Kahvaltı bittiğinde Sevgili Bilnur hala savaşı da alarak evden çıktı.
Ruh hastası bir cadı. İdda ediyorum.
Birde evden çıkarken üzerine basa basa 'Kızım evinde pek temiz miş'diye söyleniyor.
Bıy bıy bıy.
Neyse sakinim.
Ayrıca ev benim hayat benim pis yaşlı cadı.
Nah sana temizlik.
O değilde şimdi ben ne yapıcam ya sıkılırım ben evde.
Off.
Film izleyelim bari.
Mutfağa girip büyük bardakta kola ve kocaman bir paket cips alıp salona geçtim.
Panjurları kapatıp evi kararttıktan sonra film seçme zamanı geldi.
Tek tek arşivi mı inceledim
*'Sevgililer günü katliamı'sıradann..
*Kuzuların sessizliği 'basit oldu artık ya
*Davetsiz? Belki olabalir
*Ruh
Aranılan kan bulundu.
Ruh izliycem.
Kanepede kurulup filmi başlattıktan sadece 10 dakika sonra korktuğumu anladım ve basiretim bağlandı filmi kapatmadım.
İşin tuhaf yanı evden tıkırtılar geliyordu ve benden başka kimse yoktu
'Grişşş' mutfakta miyavlayınca içim rahatladı
'Aptal kedi'
Korkuyla filmi izlemeye devam ediyordum ama bi yandan da korkumun üzerine gitmeye çalışıyordum.
Film deki hataları bulup onlar la dalga geçiyor ve kendimce korkmadığımı kanıtlıyordum.
Anahtar tıkırtısı duyduğumda dikkatle televizyonu kapattım ve sese odaklandım.

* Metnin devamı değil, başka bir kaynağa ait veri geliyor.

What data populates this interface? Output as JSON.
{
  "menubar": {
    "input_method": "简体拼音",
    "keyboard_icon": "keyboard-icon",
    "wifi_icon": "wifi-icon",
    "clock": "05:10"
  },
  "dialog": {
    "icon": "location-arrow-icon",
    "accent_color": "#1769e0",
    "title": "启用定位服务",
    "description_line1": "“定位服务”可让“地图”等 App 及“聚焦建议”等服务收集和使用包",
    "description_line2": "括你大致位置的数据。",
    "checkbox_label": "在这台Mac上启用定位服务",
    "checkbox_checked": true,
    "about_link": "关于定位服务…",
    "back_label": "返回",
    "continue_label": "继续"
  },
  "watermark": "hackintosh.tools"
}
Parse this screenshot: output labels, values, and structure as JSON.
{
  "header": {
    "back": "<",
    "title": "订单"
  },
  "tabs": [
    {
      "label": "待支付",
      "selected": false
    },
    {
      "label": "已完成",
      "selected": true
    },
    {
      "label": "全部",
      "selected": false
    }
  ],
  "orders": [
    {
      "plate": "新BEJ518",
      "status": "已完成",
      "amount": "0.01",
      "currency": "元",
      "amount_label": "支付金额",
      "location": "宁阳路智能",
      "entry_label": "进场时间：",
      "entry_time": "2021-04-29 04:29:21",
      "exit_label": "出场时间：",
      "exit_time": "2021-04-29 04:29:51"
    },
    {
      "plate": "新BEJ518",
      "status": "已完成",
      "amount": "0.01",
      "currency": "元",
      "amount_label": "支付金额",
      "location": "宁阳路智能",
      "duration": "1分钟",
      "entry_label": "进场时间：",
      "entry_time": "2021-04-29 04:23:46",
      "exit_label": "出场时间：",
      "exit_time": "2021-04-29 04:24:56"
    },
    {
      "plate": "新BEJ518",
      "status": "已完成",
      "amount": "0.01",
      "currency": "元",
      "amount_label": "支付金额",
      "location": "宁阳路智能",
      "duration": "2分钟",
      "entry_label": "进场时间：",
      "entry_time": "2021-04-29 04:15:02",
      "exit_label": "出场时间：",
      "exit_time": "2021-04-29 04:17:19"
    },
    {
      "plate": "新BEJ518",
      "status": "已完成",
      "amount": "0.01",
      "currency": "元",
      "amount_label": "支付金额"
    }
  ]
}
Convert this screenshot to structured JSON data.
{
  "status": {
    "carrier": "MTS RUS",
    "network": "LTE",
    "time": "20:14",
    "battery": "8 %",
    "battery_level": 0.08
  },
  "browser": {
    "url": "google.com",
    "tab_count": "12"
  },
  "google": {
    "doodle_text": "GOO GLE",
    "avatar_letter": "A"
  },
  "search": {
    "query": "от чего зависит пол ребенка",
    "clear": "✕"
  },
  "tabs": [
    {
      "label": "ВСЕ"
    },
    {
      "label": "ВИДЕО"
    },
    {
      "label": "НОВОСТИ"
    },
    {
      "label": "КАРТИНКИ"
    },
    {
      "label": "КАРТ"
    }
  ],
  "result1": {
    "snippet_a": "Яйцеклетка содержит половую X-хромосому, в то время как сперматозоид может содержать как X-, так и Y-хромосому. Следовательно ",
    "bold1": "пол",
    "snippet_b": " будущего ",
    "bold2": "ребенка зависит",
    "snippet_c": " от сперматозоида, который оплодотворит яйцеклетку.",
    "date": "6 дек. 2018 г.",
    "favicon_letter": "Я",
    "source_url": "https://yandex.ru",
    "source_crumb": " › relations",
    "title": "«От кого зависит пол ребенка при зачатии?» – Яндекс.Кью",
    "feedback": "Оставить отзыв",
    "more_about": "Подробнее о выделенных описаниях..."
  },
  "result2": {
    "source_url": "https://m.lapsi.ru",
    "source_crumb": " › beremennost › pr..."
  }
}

Savaş olamazdı çünkü savaş sürekli anahtarını kaybettiği için anahtar taşımazdı.
Eee benim anahtarlarımda sehpa üzerinde duruyordu.
Tıkırtılar arttıkça ödüm titriyordu resmen
Yere inip dizlerimin üzerinde sürüne sürüne odama kaçtığımda sessizce 'Griş oğlum buraya gel'diye kıçımı paralıyodum.
Grişi alıp odamdaki banyoya iteleyip yatağın altına saklandım.
Evet şuan 5 yaşındaki çocuk gibiydim.
Odamın kapısı açıldığında elimle ağzımı kapatıp nefes sesimi bastırdım.
Parkelerde bir çift siyah bot.
Kesinlikle benim pontem değildi.
Dolabımın kapağını açıp kıyafetlerimi karıştırdığını görebiliyordum.
Ama arkası dönük ve kestiremiyorum .
Aaaaaa Napıyon lan o kazağımı mı aldı eline?
Oha birde kokladı.
Başlarım öyle işe lan
Bir anlık atara gelip yatağın altından fırladım ve bunu yaptığıma lanet ettim.
Son dualarımı edebilirdim tabi bir duayı eksiksiz olarak bilseydim.
Saldır müge ölümden öte köy yok.
Üzerine atladığımda boş bulunmuş olmalıki yere kapaklandı.
Üzerine çıkıp peş peşe yumruklar atıp tokat indiriyor bir yandan da ciyaklıyordum.
"Kimsin sennnyaaaaa salak "
Vurmaya devam edip salak salak konuşuyordum
"Benim kazağım o pislik bırak!!
Üzerinden beni attığın da yere düştüm
Dengemi sağalayamadan baş aşağıya ayaklarımdan havalanınca Nevrim döndü
"Yaaaaaaaa bırak "
"İmdaaaaaaattttttt""""
+Müge benim sakin ol.
"Göremiyorum göremiyorummmmmmm beynim sulandı"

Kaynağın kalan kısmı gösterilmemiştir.